Fanfiction is fine when it sticks to the basics, but you, you went AWAL the second you wanted to. Too many convolutions, too many shit side quest, and too many "I wish it had happened this way..." Thank you for wasting my time, I wanted you to be better than the rest, yet your story was shittier than most unfinished fics on this sit. This is a perfect example of a moron who's trying to write a fic despite never knowing what cannon is for the fanfic hi/she( because im not sexist) is writing about. Your alternate author was a good distraction, but based on the rest of your shit, I know it was you Andrithir.
CaptainToast321 chapter 1 . 2/24
Way too long of an info dump. I lost basically all my interest halfway through.
meep15 chapter 4 . 1/21
are you going to continue the rewrites? i'm confused by the beginning of the chapter, theres a huge between this chapter and the rewrites.
Rievn chapter 66 . 12/24/2016
Shit ending to a shit story.

Needless to say - I will NOT be reading anything else you write.

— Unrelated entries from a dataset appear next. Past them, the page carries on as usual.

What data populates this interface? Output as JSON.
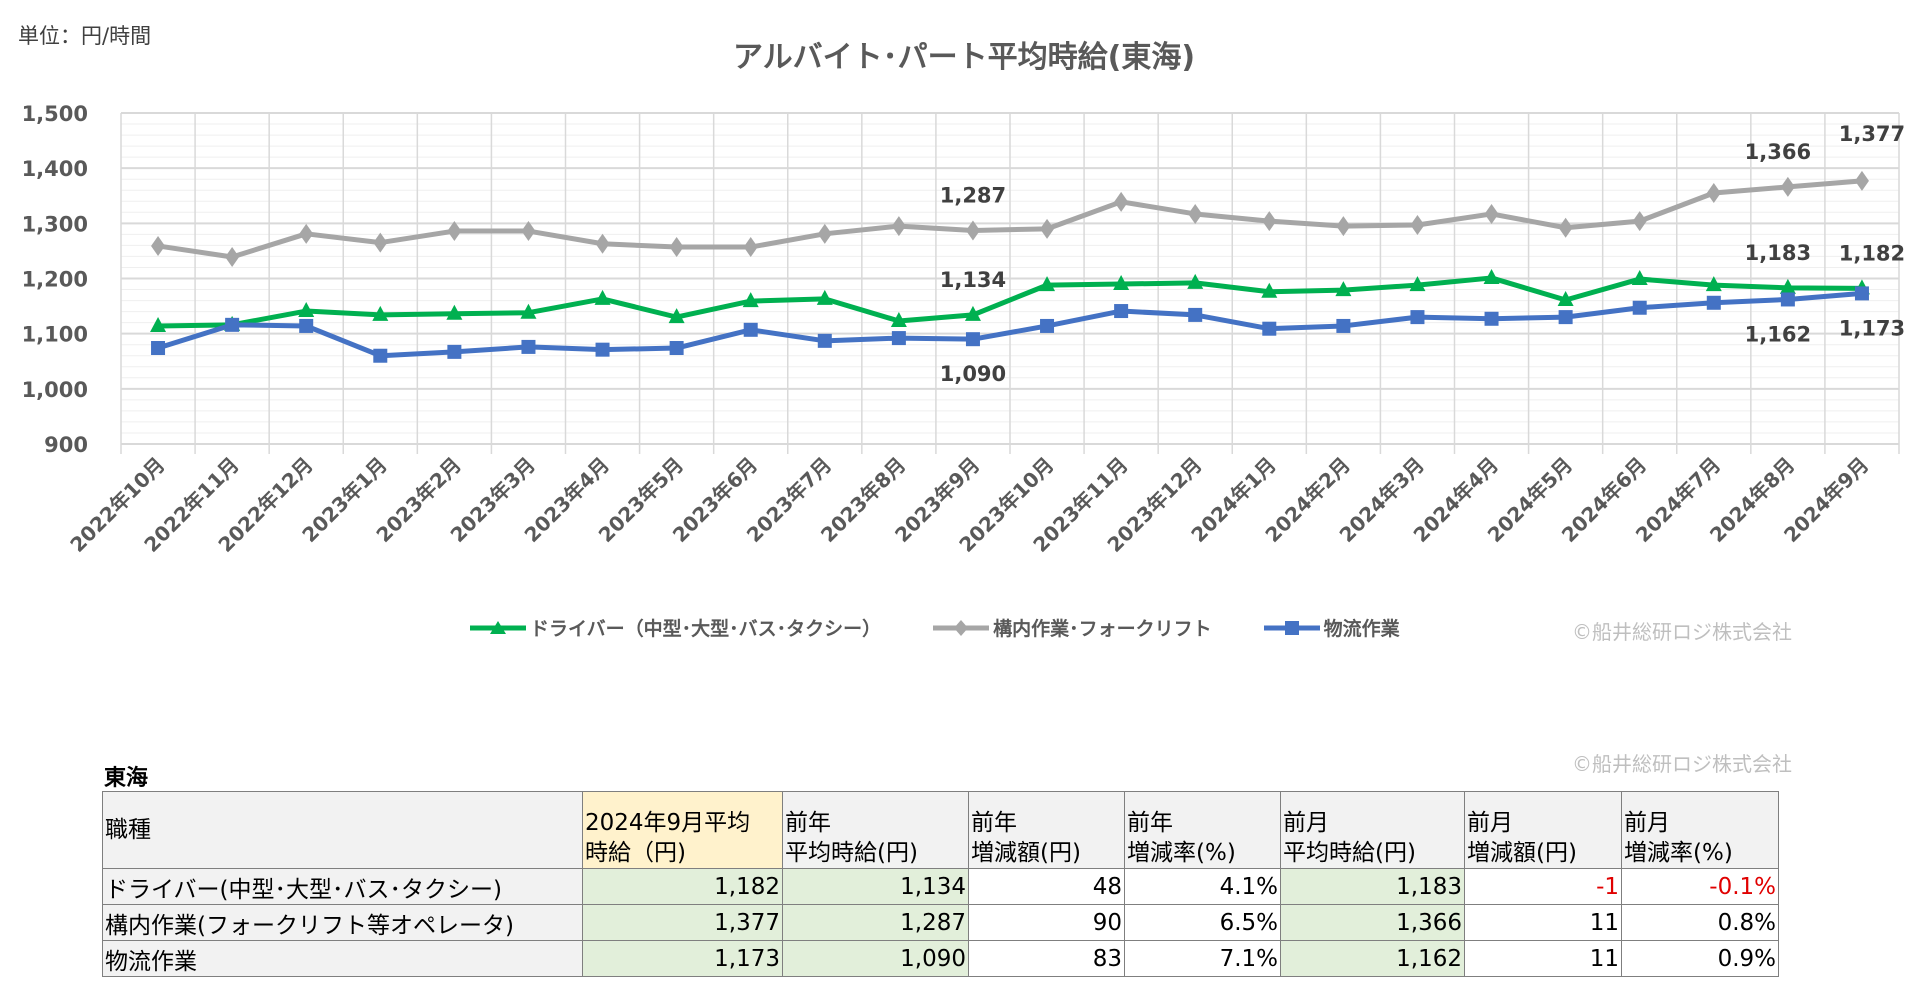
{
  "unit_label": "単位：円/時間",
  "copyright": "©船井総研ロジ株式会社",
  "chart_data": {
    "type": "line",
    "title": "アルバイト･パート平均時給(東海)",
    "ylim": [
      900,
      1500
    ],
    "yticks": [
      "900",
      "1,000",
      "1,100",
      "1,200",
      "1,300",
      "1,400",
      "1,500"
    ],
    "grid": true,
    "legend_position": "bottom",
    "categories": [
      "2022年10月",
      "2022年11月",
      "2022年12月",
      "2023年1月",
      "2023年2月",
      "2023年3月",
      "2023年4月",
      "2023年5月",
      "2023年6月",
      "2023年7月",
      "2023年8月",
      "2023年9月",
      "2023年10月",
      "2023年11月",
      "2023年12月",
      "2024年1月",
      "2024年2月",
      "2024年3月",
      "2024年4月",
      "2024年5月",
      "2024年6月",
      "2024年7月",
      "2024年8月",
      "2024年9月"
    ],
    "series": [
      {
        "name": "ドライバー（中型･大型･バス･タクシー）",
        "color": "#00b050",
        "marker": "triangle",
        "values": [
          1114,
          1116,
          1141,
          1134,
          1136,
          1138,
          1163,
          1130,
          1159,
          1163,
          1123,
          1134,
          1188,
          1190,
          1192,
          1176,
          1179,
          1188,
          1201,
          1161,
          1199,
          1188,
          1183,
          1182
        ],
        "labels": {
          "11": "1,134",
          "22": "1,183",
          "23": "1,182"
        },
        "label_side": "above"
      },
      {
        "name": "構内作業･フォークリフト",
        "color": "#a6a6a6",
        "marker": "diamond",
        "values": [
          1259,
          1239,
          1281,
          1265,
          1286,
          1286,
          1263,
          1257,
          1257,
          1281,
          1295,
          1287,
          1290,
          1339,
          1317,
          1304,
          1295,
          1297,
          1317,
          1292,
          1304,
          1355,
          1366,
          1377
        ],
        "labels": {
          "11": "1,287",
          "22": "1,366",
          "23": "1,377"
        },
        "label_side": "above"
      },
      {
        "name": "物流作業",
        "color": "#4472c4",
        "marker": "square",
        "values": [
          1074,
          1116,
          1114,
          1060,
          1067,
          1076,
          1071,
          1074,
          1107,
          1087,
          1092,
          1090,
          1114,
          1141,
          1134,
          1109,
          1114,
          1130,
          1127,
          1130,
          1147,
          1156,
          1162,
          1173
        ],
        "labels": {
          "11": "1,090",
          "22": "1,162",
          "23": "1,173"
        },
        "label_side": "below"
      }
    ]
  },
  "table": {
    "region": "東海",
    "headers": [
      [
        "職種"
      ],
      [
        "2024年9月平均",
        "時給（円)"
      ],
      [
        "前年",
        "平均時給(円)"
      ],
      [
        "前年",
        "増減額(円)"
      ],
      [
        "前年",
        "増減率(%)"
      ],
      [
        "前月",
        "平均時給(円)"
      ],
      [
        "前月",
        "増減額(円)"
      ],
      [
        "前月",
        "増減率(%)"
      ]
    ],
    "rows": [
      [
        "ドライバー(中型･大型･バス･タクシー)",
        "1,182",
        "1,134",
        "48",
        "4.1%",
        "1,183",
        "-1",
        "-0.1%"
      ],
      [
        "構内作業(フォークリフト等オペレータ)",
        "1,377",
        "1,287",
        "90",
        "6.5%",
        "1,366",
        "11",
        "0.8%"
      ],
      [
        "物流作業",
        "1,173",
        "1,090",
        "83",
        "7.1%",
        "1,162",
        "11",
        "0.9%"
      ]
    ]
  }
}
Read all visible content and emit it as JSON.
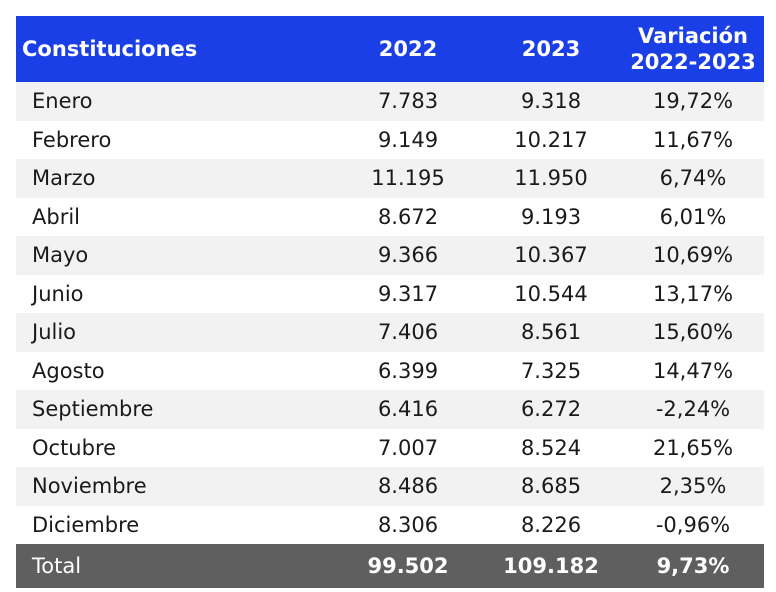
{
  "table": {
    "headers": {
      "label": "Constituciones",
      "y2022": "2022",
      "y2023": "2023",
      "variation_line1": "Variación",
      "variation_line2": "2022-2023"
    },
    "rows": [
      {
        "month": "Enero",
        "y2022": "7.783",
        "y2023": "9.318",
        "variation": "19,72%"
      },
      {
        "month": "Febrero",
        "y2022": "9.149",
        "y2023": "10.217",
        "variation": "11,67%"
      },
      {
        "month": "Marzo",
        "y2022": "11.195",
        "y2023": "11.950",
        "variation": "6,74%"
      },
      {
        "month": "Abril",
        "y2022": "8.672",
        "y2023": "9.193",
        "variation": "6,01%"
      },
      {
        "month": "Mayo",
        "y2022": "9.366",
        "y2023": "10.367",
        "variation": "10,69%"
      },
      {
        "month": "Junio",
        "y2022": "9.317",
        "y2023": "10.544",
        "variation": "13,17%"
      },
      {
        "month": "Julio",
        "y2022": "7.406",
        "y2023": "8.561",
        "variation": "15,60%"
      },
      {
        "month": "Agosto",
        "y2022": "6.399",
        "y2023": "7.325",
        "variation": "14,47%"
      },
      {
        "month": "Septiembre",
        "y2022": "6.416",
        "y2023": "6.272",
        "variation": "-2,24%"
      },
      {
        "month": "Octubre",
        "y2022": "7.007",
        "y2023": "8.524",
        "variation": "21,65%"
      },
      {
        "month": "Noviembre",
        "y2022": "8.486",
        "y2023": "8.685",
        "variation": "2,35%"
      },
      {
        "month": "Diciembre",
        "y2022": "8.306",
        "y2023": "8.226",
        "variation": "-0,96%"
      }
    ],
    "total": {
      "label": "Total",
      "y2022": "99.502",
      "y2023": "109.182",
      "variation": "9,73%"
    },
    "colors": {
      "header_bg": "#1a3fe6",
      "row_shade": "#f2f2f2",
      "total_bg": "#5f5f5f"
    }
  }
}
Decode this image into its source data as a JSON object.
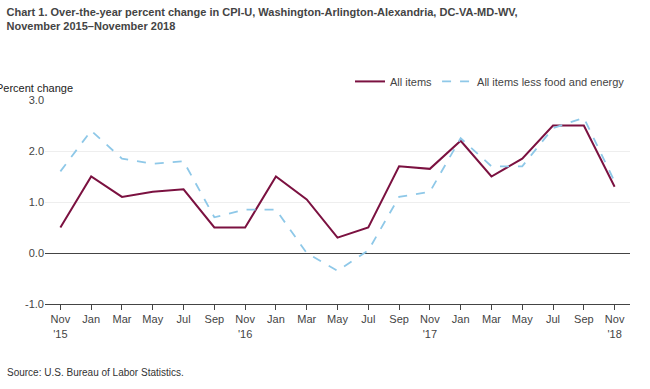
{
  "chart_data": {
    "type": "line",
    "title": "Chart 1. Over-the-year percent change in CPI-U, Washington-Arlington-Alexandria, DC-VA-MD-WV,\nNovember 2015–November 2018",
    "y_label": "Percent change",
    "annotations": [
      "Source: U.S. Bureau of Labor Statistics."
    ],
    "categories": [
      "Nov\n'15",
      "Jan",
      "Mar",
      "May",
      "Jul",
      "Sep",
      "Nov\n'16",
      "Jan",
      "Mar",
      "May",
      "Jul",
      "Sep",
      "Nov\n'17",
      "Jan",
      "Mar",
      "May",
      "Jul",
      "Sep",
      "Nov\n'18"
    ],
    "series": [
      {
        "name": "All items",
        "color": "#7b1140",
        "line_style": "solid",
        "values": [
          0.5,
          1.5,
          1.1,
          1.2,
          1.25,
          0.5,
          0.5,
          1.5,
          1.05,
          0.3,
          0.5,
          1.7,
          1.65,
          2.2,
          1.5,
          1.85,
          2.5,
          2.5,
          1.3
        ]
      },
      {
        "name": "All items less food and energy",
        "color": "#8ec8e8",
        "line_style": "dashed",
        "values": [
          1.6,
          2.4,
          1.85,
          1.75,
          1.8,
          0.7,
          0.85,
          0.85,
          0.0,
          -0.35,
          0.05,
          1.1,
          1.2,
          2.25,
          1.7,
          1.7,
          2.45,
          2.65,
          1.4
        ]
      }
    ],
    "ylim": [
      -1.0,
      3.0
    ],
    "yticks": [
      {
        "value": -1.0,
        "label": "-1.0"
      },
      {
        "value": 0.0,
        "label": "0.0"
      },
      {
        "value": 1.0,
        "label": "1.0"
      },
      {
        "value": 2.0,
        "label": "2.0"
      },
      {
        "value": 3.0,
        "label": "3.0"
      }
    ],
    "grid": true,
    "legend": "upper right"
  }
}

Rievn chapter 61 . 12/24/2016
Resign and let them all fucking die in their own piss and shit.

Fuck these assholes.
Guest chapter 63 . 8/17/2016
DAFUQ!?
Guest chapter 7 . 8/15/2016
I got to this chapter but I had to stop. Chief is just too OOC for me. Like taunting the Chieften? That's something Chief would never do. And suddenly getting so friendly with Shepard? That's also something Chief wouldn't do. Both of these are for the same reason. Chief's upbringing. Chief has been enlisted in the military since the age of six, and throughout the entiretyof his training, he was taught to be efficient and effective above all else. So he wouldn't have waited to taunt a enemy when he could already be killing him. And he wouldn't be suddenly buddy-buddy with complete strangers, especially 1000 years after he went into cryo. He would respect Shepard and follow her lead, but the sudden friendliness? Not Chief. Hell, really the only people he was ever truly comfortable with were the either Spartan-IIs, Johnson, and Cortana. The other Spartans because they were raised and trained together, Johnson because of their shared experience of the Halo games (and shared experience in the novels), and Cortana because she was given to him shortly after he became a full Spartan and she is literally INSIDE his head. Now, that's not to say that he wouldn't make friends with the Normandy crew, but it would take alot longer than a few days to a week. And one last thing, while it IS possible for the Chief to get PTSD from his experiances, he wouldn't exactly seek outside help to deal with it simply because of who he is.
Guest chapter 1 . 6/27/2016
Btw, how the fuck does he watch TV when virtually all broadcasting stations over Earth are annihilated?! The most he'd gain from that TV are recordings. I'm not flaming, btw. But please, take my criticism seriously.